Table 3 shows the experimental results of the ICSO algorithm and the other three comparison algorithms on eighteen datasets. Where bold fonts represent the largest mean classification accuracy among all algorithms. It can be seen intuitively from Fig. 1 that the ICSO algorithm has obtained the best results on eighteen test datasets. And the mean accuracy of the ICSO algorithm is more excellent than the CSO algorithm, the mean accuracy of the CSO algorithm is more excellent than the PSO algorithm, the mean accuracy of the PSO algorithm is more excellent than the GA algorithm, the mean accuracy of the GA algorithm in feature selection is the worst. Through observation and calculation, the datasets with poor mean accuracy on full features, such as Wine, LSVT, Arrhythmia, etc., after the ICSO algorithm feature selection, the mean accuracy increases by 20% ~ 50%. Datasets with better mean accuracy on full features, such as Breast Cancer, WDBC, Zoo, etc., after the ICSO algorithm feature selection, the mean accuracy was improved by less than 10%. The experimental results fully verify the superiority of the ICSO algorithm.

Table 3. Mean accuracy for the different algorithms
Fig. 1.
figure 1

Mean accuracy line chart

Table 4 lists the mean features and dimension standard deviation of the four algorithms after feature selection for each dataset. It can be seen intuitively that, compared with the GA algorithm and the PSO algorithm, the CSO algorithm and the ICSO algorithm have obvious dimensionality reduction effects, and the dimensional standard deviation is low, indicating that the algorithm stability is relatively high.

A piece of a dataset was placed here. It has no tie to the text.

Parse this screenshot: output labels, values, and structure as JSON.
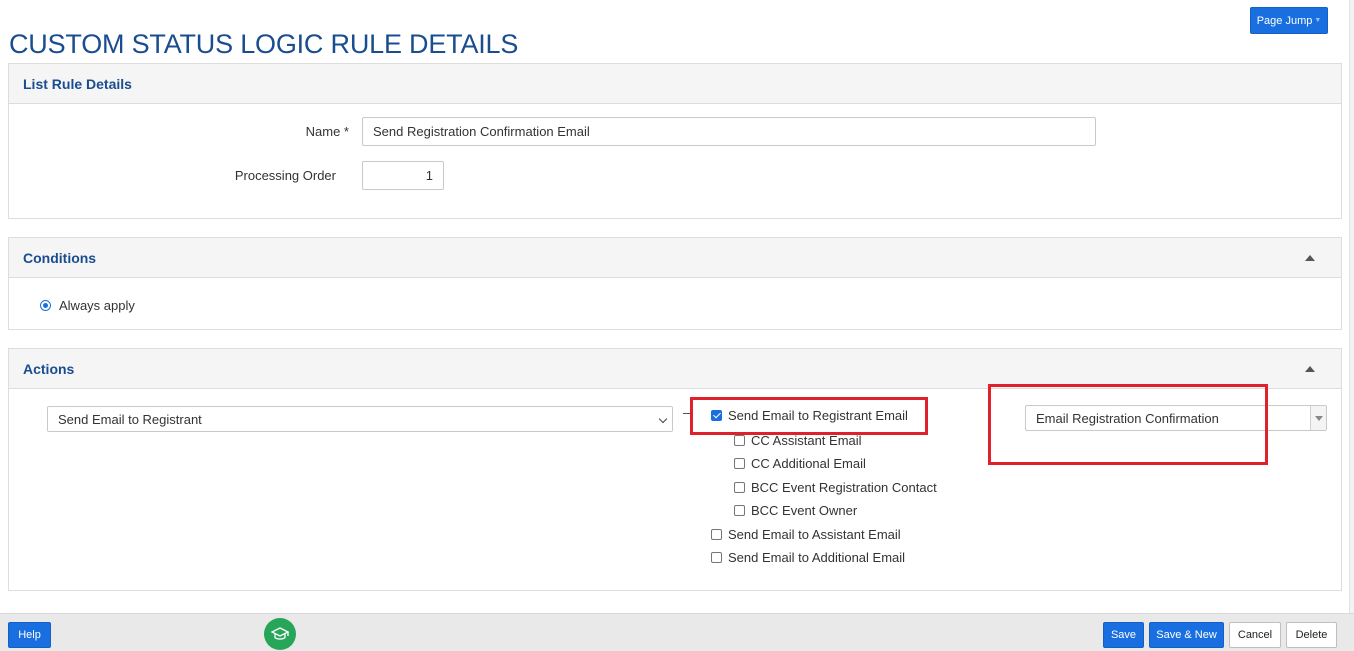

The experimental results directly verify that the ICSO algorithm has a strong superiority in eliminating redundant features, and can achieve better classification accuracy on datasets, while greatly reducing the number of redundant features.

Table 4. Mean and Std dimension after different algorithm feature selection

4 Conclusions

Swarm intelligence optimization achieved good results in the feature selection problem. In the chicken swarm optimization algorithm, there is a weakness in that it is still easy to fall into the local minimum. To overcome this, this paper proposes an improved chicken swarm optimization algorithm. On the basis of the population grouping update mechanism of the CSO algorithm, the ICSO algorithm introduces the Levy flight strategy in the hen location update strategy and the nonlinear strategy of decreasing inertial weight in the chick location update strategy to enhance the algorithm's global search ability and decrease the probability of the algorithm falling into the local minimum. It can be seen from the experimental results that compared with the other three related algorithms, the ICSO algorithm can tremendously decrease the redundant features while ensuring classification accuracy in the feature selection.